Une équipe de l’institut Pasteur vient de montrer que la résistance à l’ampicilline était apparue avant que cet antibiotique soit utilisé chez l’être humain. Ce qui suggère que la pénicilline G, utilisée comme facteur de croissance du bétail dans les années 1950 en Amérique du Nord et en Europe, a pu favoriser l’évolution et la propagation à l’homme de bactéries résistantes à l’ampicilline quelques années plus tard. Ces résultats sont parus dans « The Lancet Infectious Diseases ».
« Dans les années 1950-1960, la pénicilline G a été utilisée en masse dans les élevages, en parallèle avec le développement de l’élevage intensif », rappelle au « Quotidien » le Dr François-Xavier Weill, chef de l’unité Bactéries pathogènes entériques à l’Institut Pasteur et responsable de l’étude.
« À la fin des années 1940, des scientifiques américains ont découvert par hasard en supplémentant les rations animales avec de la vitamine B12 issue de fermentations de la bactérie Streptomyces que les animaux prenaient du poids. Ils ont compris que ce n’était pas dû à la vitamine elle-même mais à un antibiotique produit par les bactéries.
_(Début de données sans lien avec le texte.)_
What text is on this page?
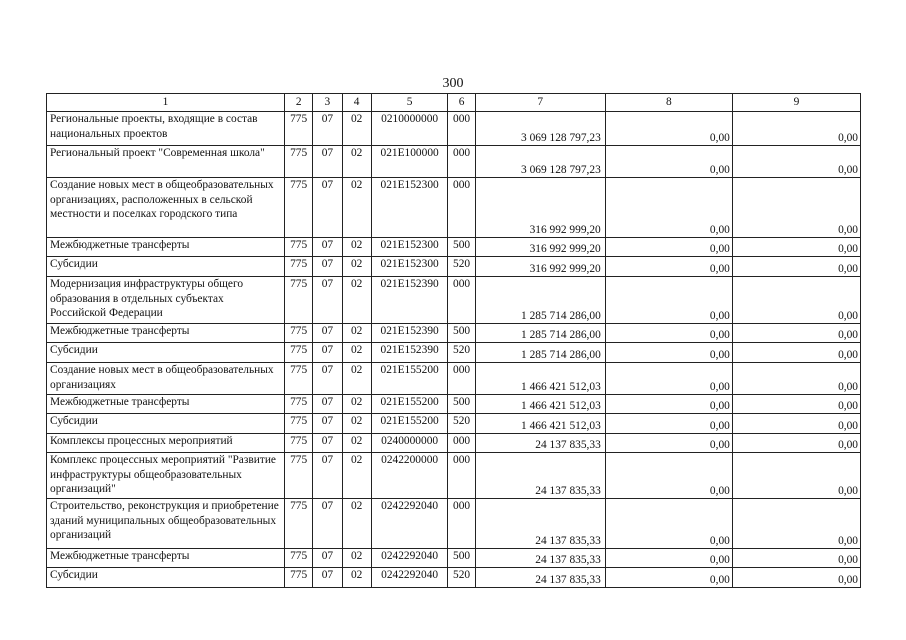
300
1	2	3	4	5	6	7	8	9
Региональные проекты, входящие в состав национальных проектов	775	07	02	0210000000	000	3 069 128 797,23	0,00	0,00
Региональный проект "Современная школа"	775	07	02	021E100000	000	3 069 128 797,23	0,00	0,00
Создание новых мест в общеобразовательных организациях, расположенных в сельской местности и поселках городского типа	775	07	02	021E152300	000	316 992 999,20	0,00	0,00
Межбюджетные трансферты	775	07	02	021E152300	500	316 992 999,20	0,00	0,00
Субсидии	775	07	02	021E152300	520	316 992 999,20	0,00	0,00
Модернизация инфраструктуры общего образования в отдельных субъектах Российской Федерации	775	07	02	021E152390	000	1 285 714 286,00	0,00	0,00
Межбюджетные трансферты	775	07	02	021E152390	500	1 285 714 286,00	0,00	0,00
Субсидии	775	07	02	021E152390	520	1 285 714 286,00	0,00	0,00
Создание новых мест в общеобразовательных организациях	775	07	02	021E155200	000	1 466 421 512,03	0,00	0,00
Межбюджетные трансферты	775	07	02	021E155200	500	1 466 421 512,03	0,00	0,00
Субсидии	775	07	02	021E155200	520	1 466 421 512,03	0,00	0,00
Комплексы процессных мероприятий	775	07	02	0240000000	000	24 137 835,33	0,00	0,00
Комплекс процессных мероприятий "Развитие инфраструктуры общеобразовательных организаций"	775	07	02	0242200000	000	24 137 835,33	0,00	0,00
Строительство, реконструкция и приобретение зданий муниципальных общеобразовательных организаций	775	07	02	0242292040	000	24 137 835,33	0,00	0,00
Межбюджетные трансферты	775	07	02	0242292040	500	24 137 835,33	0,00	0,00
Субсидии	775	07	02	0242292040	520	24 137 835,33	0,00	0,00
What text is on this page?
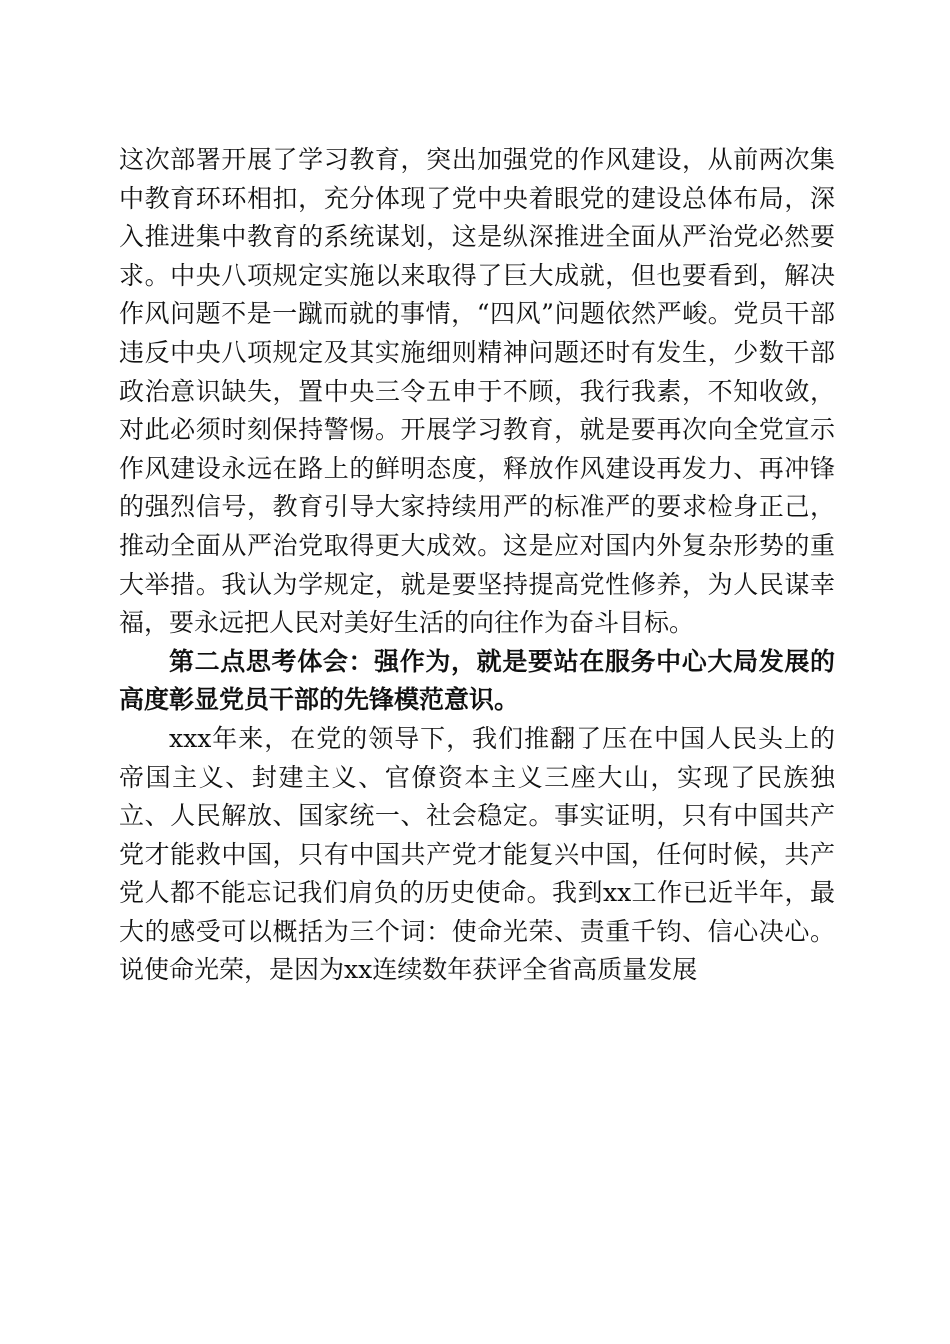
这次部署开展了学习教育，突出加强党的作风建设，从前两次集中教育环环相扣，充分体现了党中央着眼党的建设总体布局，深入推进集中教育的系统谋划，这是纵深推进全面从严治党必然要求。中央八项规定实施以来取得了巨大成就，但也要看到，解决作风问题不是一蹴而就的事情，“四风”问题依然严峻。党员干部违反中央八项规定及其实施细则精神问题还时有发生，少数干部政治意识缺失，置中央三令五申于不顾，我行我素，不知收敛，对此必须时刻保持警惕。开展学习教育，就是要再次向全党宣示作风建设永远在路上的鲜明态度，释放作风建设再发力、再冲锋的强烈信号，教育引导大家持续用严的标准严的要求检身正己，推动全面从严治党取得更大成效。这是应对国内外复杂形势的重大举措。我认为学规定，就是要坚持提高党性修养，为人民谋幸福，要永远把人民对美好生活的向往作为奋斗目标。

第二点思考体会：强作为，就是要站在服务中心大局发展的高度彰显党员干部的先锋模范意识。

xxx年来，在党的领导下，我们推翻了压在中国人民头上的帝国主义、封建主义、官僚资本主义三座大山，实现了民族独立、人民解放、国家统一、社会稳定。事实证明，只有中国共产党才能救中国，只有中国共产党才能复兴中国，任何时候，共产党人都不能忘记我们肩负的历史使命。我到xx工作已近半年，最大的感受可以概括为三个词：使命光荣、责重千钧、信心决心。说使命光荣，是因为xx连续数年获评全省高质量发展
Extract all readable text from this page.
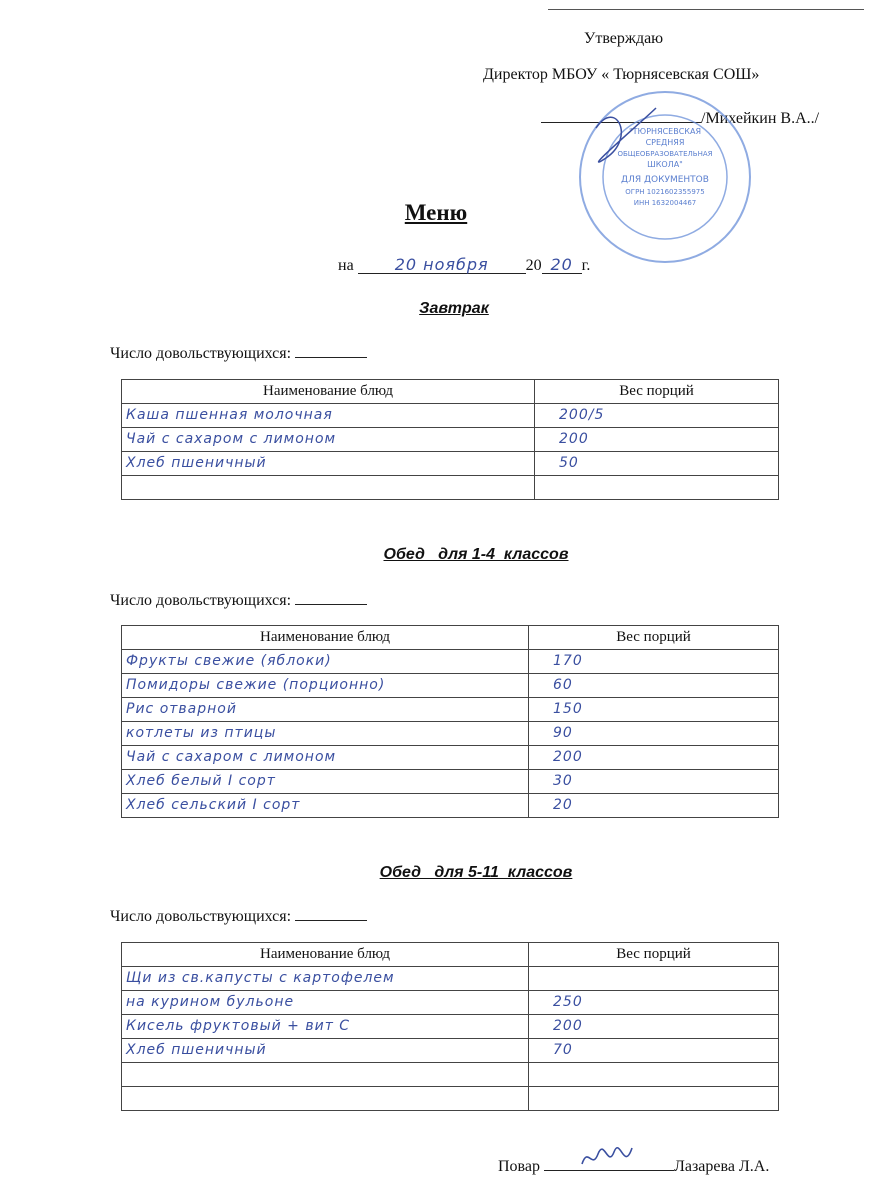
Утверждаю
Директор МБОУ « Тюрнясевская СОШ»
/Михейкин В.А../
"ТЮРНЯСЕВСКАЯ
СРЕДНЯЯ
ОБЩЕОБРАЗОВАТЕЛЬНАЯ
ШКОЛА"
ДЛЯ ДОКУМЕНТОВ
ОГРН 1021602355975
ИНН 1632004467
Меню
на	20 ноября 20 20 г.
Завтрак
Число довольствующихся:
Наименование блюд	Вес порций
Каша пшенная молочная	200/5
Чай с сахаром с лимоном	200
Хлеб пшеничный	50

Обед   для 1-4  классов
Число довольствующихся:
Наименование блюд	Вес порций
Фрукты свежие (яблоки)	170
Помидоры свежие (порционно)	60
Рис отварной	150
котлеты из птицы	90
Чай с сахаром с лимоном	200
Хлеб белый I сорт	30
Хлеб сельский I сорт	20
Обед   для 5-11  классов
Число довольствующихся:
Наименование блюд	Вес порций
Щи из св.капусты с картофелем	
на курином бульоне	250
Кисель фруктовый + вит С	200
Хлеб пшеничный	70

Повар	Лазарева Л.А.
Des antibiotiques du commerce à faible dose ont ensuite été rajoutés aux rations des animaux en Amérique du Nord puis en Europe. » Aujourd’hui, l’utilisation d’antibiotiques comme facteurs de croissance est totalement interdite en Europe, mais toujours autorisée dans les pays à revenus faibles et moyens, ainsi qu’aux États-Unis.
Délai d’émergence de la résistance très court
L’ampicilline a été commercialisée pour l’usage humain en 1961 et les premières épidémies dues à des bactéries résistantes à cet antibiotique sont observées en 1962-1964. Un délai d’émergence de la résistance particulièrement court et qui a mené à cette recherche de l’équipe de Pasteur sur la Salmonella enterica sérotype Typhimurium. « En fait, la résistance était déjà là avant la commercialisation, précise le Dr Weill. Et quand l’antibiotique a été utilisé chez l’homme, elle s’est amplifiée. »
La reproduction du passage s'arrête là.